Besonders Ein-Personen-Haushalte könnten von der Reduzierung profitieren. Denn die Müllgebühr für eine 60-Liter-Tonne ist künftig mit 40,60 Euro veranschlagt - allerdings bei nur zwei Entleerungen. Zwar sieht die Satzung vor, dass die Tonnen mindestens viermal im Jahr geleert werden müssen. Auf Antrag kann davon aber abgewichen werden. Von der Ausnahme machen vor allem Ein-Personen-Haushalte Gebrauch. Gerade bei Älteren fällt meist wenig Abfall an. Dem wollte der Kreis mit den zwei Leerungen Rechnung tragen. Mehr als 1400 Ausnahmeanträge wurden bereits genehmigt. "Ich nehme an, dass das nahezu alle Ein-Personen-Haushalte sind", sagt Sachgebietsleiterin Chrzanowski. Schließlich spreche es sich schnell rum, wenn man durch einen Antrag bei einer Gebühr sparen könne.

Sinken soll ab Januar ebenfalls die Anschlussgebühr für die Biotonnen, und zwar von 12,63 Euro auf dann 7,18 Euro. Damit wird ein Fehler im Satzungstext korrigiert. Der Landwirtschafts- und Umweltausschuss hat am Dienstag diesen Vorschlägen bereits zugestimmt. "Wichtig ist, dass bei den Müllgebühren wieder Ruhe einkehrt", sagt Ausschussvorsitzender Werner Schäfer (CDU). Immerhin hatte es gegen die alten Satzungen mehr als 700 Widersprüche gegeben.
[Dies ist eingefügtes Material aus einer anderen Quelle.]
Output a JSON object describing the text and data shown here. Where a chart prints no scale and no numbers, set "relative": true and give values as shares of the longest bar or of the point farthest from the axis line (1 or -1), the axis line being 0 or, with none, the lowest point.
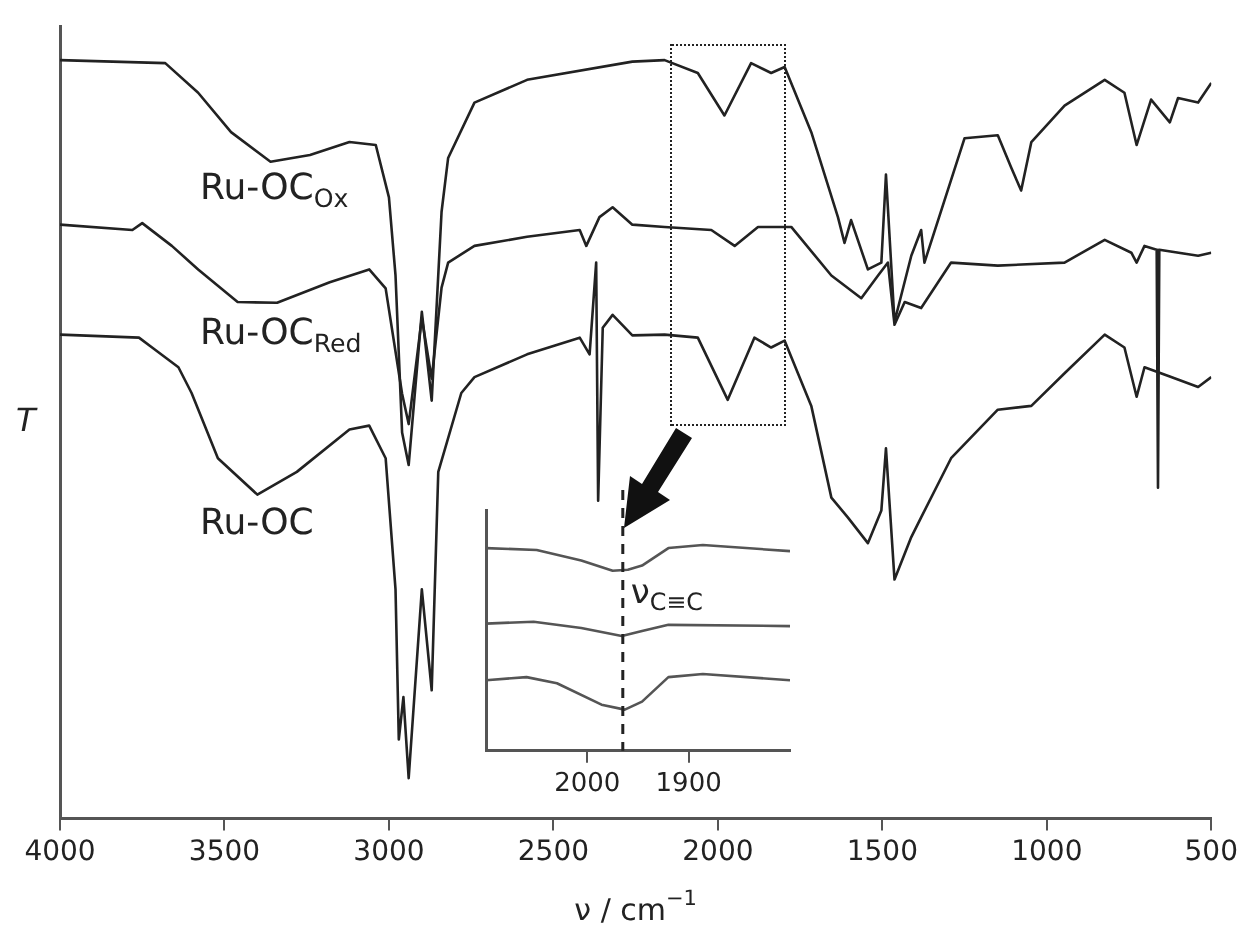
{
  "chart_data": [
    {
      "type": "line",
      "relative": true,
      "xlabel": "ν / cm$^{−1}$",
      "ylabel": "T",
      "xlim": [
        4000,
        500
      ],
      "xticks": [
        4000,
        3500,
        3000,
        2500,
        2000,
        1500,
        1000,
        500
      ],
      "grid": false,
      "marker": "none",
      "series": [
        {
          "name": "Ru-OC$_{Ox}$",
          "color": "#222222",
          "x": [
            4000,
            3680,
            3580,
            3480,
            3360,
            3240,
            3120,
            3040,
            3000,
            2980,
            2960,
            2940,
            2900,
            2870,
            2840,
            2820,
            2740,
            2580,
            2260,
            2162,
            2061,
            1980,
            1899,
            1838,
            1797,
            1716,
            1635,
            1615,
            1595,
            1544,
            1503,
            1489,
            1463,
            1412,
            1382,
            1372,
            1250,
            1149,
            1108,
            1078,
            1047,
            946,
            824,
            764,
            727,
            683,
            626,
            601,
            540,
            500
          ],
          "values": [
            1.0,
            0.996,
            0.957,
            0.905,
            0.866,
            0.875,
            0.892,
            0.888,
            0.819,
            0.716,
            0.509,
            0.466,
            0.668,
            0.551,
            0.8,
            0.871,
            0.944,
            0.974,
            0.998,
            1.0,
            0.983,
            0.927,
            0.996,
            0.983,
            0.991,
            0.905,
            0.793,
            0.759,
            0.789,
            0.724,
            0.733,
            0.849,
            0.655,
            0.742,
            0.776,
            0.733,
            0.897,
            0.901,
            0.858,
            0.828,
            0.892,
            0.94,
            0.974,
            0.957,
            0.888,
            0.948,
            0.918,
            0.95,
            0.944,
            0.97
          ]
        },
        {
          "name": "Ru-OC$_{Red}$",
          "color": "#222222",
          "x": [
            4000,
            3780,
            3750,
            3660,
            3580,
            3460,
            3340,
            3180,
            3060,
            3010,
            2960,
            2940,
            2900,
            2870,
            2840,
            2820,
            2740,
            2580,
            2420,
            2400,
            2360,
            2320,
            2260,
            2162,
            2020,
            1949,
            1878,
            1777,
            1655,
            1564,
            1513,
            1483,
            1463,
            1432,
            1382,
            1291,
            1149,
            946,
            824,
            743,
            727,
            703,
            666,
            662,
            658,
            540,
            500
          ],
          "values": [
            0.783,
            0.776,
            0.785,
            0.755,
            0.724,
            0.681,
            0.68,
            0.707,
            0.724,
            0.699,
            0.56,
            0.52,
            0.66,
            0.58,
            0.7,
            0.733,
            0.755,
            0.767,
            0.776,
            0.755,
            0.793,
            0.806,
            0.783,
            0.78,
            0.776,
            0.755,
            0.78,
            0.78,
            0.716,
            0.686,
            0.716,
            0.733,
            0.651,
            0.681,
            0.673,
            0.733,
            0.729,
            0.733,
            0.763,
            0.746,
            0.733,
            0.755,
            0.75,
            0.436,
            0.75,
            0.742,
            0.746
          ]
        },
        {
          "name": "Ru-OC",
          "color": "#222222",
          "x": [
            4000,
            3760,
            3720,
            3640,
            3600,
            3520,
            3400,
            3280,
            3120,
            3060,
            3010,
            2980,
            2970,
            2956,
            2940,
            2900,
            2870,
            2850,
            2780,
            2740,
            2580,
            2420,
            2390,
            2370,
            2364,
            2350,
            2320,
            2260,
            2162,
            2061,
            1970,
            1889,
            1838,
            1797,
            1716,
            1655,
            1605,
            1544,
            1503,
            1489,
            1463,
            1412,
            1382,
            1291,
            1149,
            1047,
            946,
            824,
            764,
            727,
            703,
            622,
            540,
            500
          ],
          "values": [
            0.638,
            0.634,
            0.621,
            0.595,
            0.561,
            0.475,
            0.427,
            0.457,
            0.513,
            0.518,
            0.475,
            0.302,
            0.104,
            0.16,
            0.053,
            0.302,
            0.169,
            0.457,
            0.561,
            0.582,
            0.612,
            0.634,
            0.612,
            0.733,
            0.419,
            0.647,
            0.664,
            0.637,
            0.638,
            0.634,
            0.552,
            0.634,
            0.621,
            0.63,
            0.544,
            0.423,
            0.397,
            0.363,
            0.406,
            0.488,
            0.315,
            0.371,
            0.397,
            0.475,
            0.539,
            0.544,
            0.587,
            0.638,
            0.621,
            0.556,
            0.595,
            0.582,
            0.569,
            0.582
          ]
        }
      ]
    },
    {
      "type": "line",
      "relative": true,
      "xlim": [
        2100,
        1800
      ],
      "xticks": [
        2000,
        1900
      ],
      "grid": false,
      "marker": "none",
      "ref_lines": [
        {
          "axis": "x",
          "value": 1965,
          "label": "ν$_{C≡C}$",
          "line_style": "dashed",
          "color": "#222222"
        }
      ],
      "series": [
        {
          "color": "#555555",
          "x": [
            2100,
            2050,
            2006,
            1975,
            1960,
            1946,
            1920,
            1886,
            1800
          ],
          "values": [
            0.985,
            0.976,
            0.925,
            0.875,
            0.88,
            0.9,
            0.985,
            1.0,
            0.97
          ]
        },
        {
          "color": "#555555",
          "x": [
            2100,
            2053,
            2006,
            1966,
            1946,
            1920,
            1800
          ],
          "values": [
            0.618,
            0.627,
            0.597,
            0.558,
            0.582,
            0.612,
            0.606
          ]
        },
        {
          "color": "#555555",
          "x": [
            2100,
            2060,
            2030,
            1986,
            1963,
            1946,
            1920,
            1886,
            1800
          ],
          "values": [
            0.343,
            0.358,
            0.328,
            0.224,
            0.2,
            0.239,
            0.358,
            0.373,
            0.343
          ]
        }
      ]
    }
  ]
}
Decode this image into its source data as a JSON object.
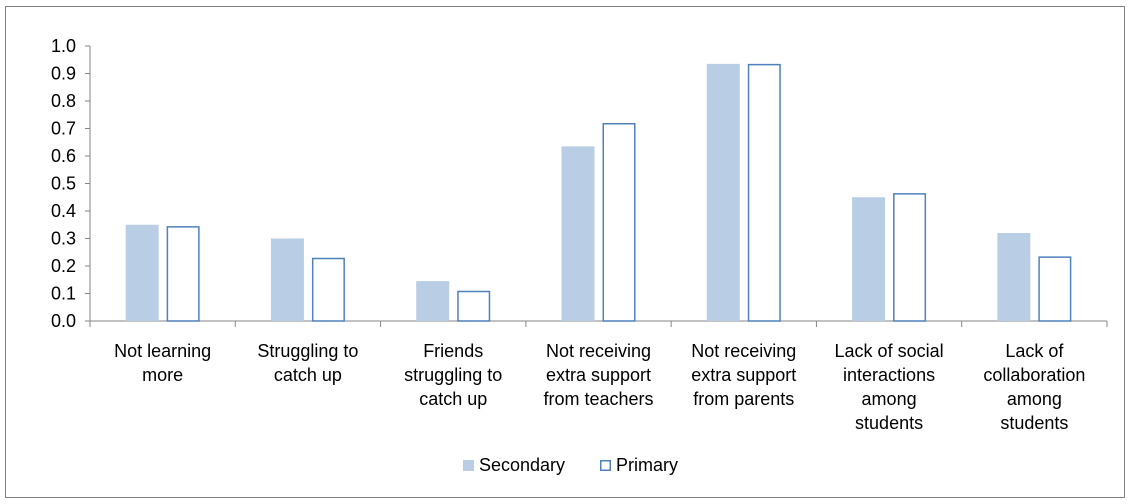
{
  "chart_data": {
    "type": "bar",
    "categories": [
      [
        "Not learning",
        "more"
      ],
      [
        "Struggling to",
        "catch up"
      ],
      [
        "Friends",
        "struggling to",
        "catch up"
      ],
      [
        "Not receiving",
        "extra support",
        "from teachers"
      ],
      [
        "Not receiving",
        "extra support",
        "from parents"
      ],
      [
        "Lack of social",
        "interactions",
        "among",
        "students"
      ],
      [
        "Lack of",
        "collaboration",
        "among",
        "students"
      ]
    ],
    "series": [
      {
        "name": "Secondary",
        "values": [
          0.35,
          0.3,
          0.145,
          0.635,
          0.935,
          0.45,
          0.32
        ],
        "color": "#b9cde5",
        "style": "filled"
      },
      {
        "name": "Primary",
        "values": [
          0.345,
          0.23,
          0.11,
          0.72,
          0.935,
          0.465,
          0.235
        ],
        "color": "#4f81bd",
        "style": "outline"
      }
    ],
    "ylim": [
      0,
      1.0
    ],
    "yticks": [
      "0.0",
      "0.1",
      "0.2",
      "0.3",
      "0.4",
      "0.5",
      "0.6",
      "0.7",
      "0.8",
      "0.9",
      "1.0"
    ],
    "grid": false,
    "legend": "bottom-center",
    "title": "",
    "xlabel": "",
    "ylabel": ""
  }
}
Korrigiert hat die Abfallbehörde deshalb ebenfalls eine Regelung zu den sogenannten herrenlosen Abfällen. Das ist Müll, der von Unbekannten auf frei zugänglichen Grundstücken abgelagert wurde und der das Wohl der Allgemeinheit beeinträchtigt. An den Kosten für das Entsorgen von herrenlosen Abfällen wird künftig auch das Gewerbe beteiligt. Das war bisher nicht der Fall. In den vergangenen Jahren waren die Kosten für das Einsammeln und Entsorgen jener Abfälle gesunken: von 119000 Euro im Jahr 2009 auf gut 73000 Euro im vergangenen Jahr.

Die Entscheidung über die niedrigeren Müllgebühren fällt aber erst der Kreistag am 14. November. Zuvor beraten weitere Ausschüsse darüber.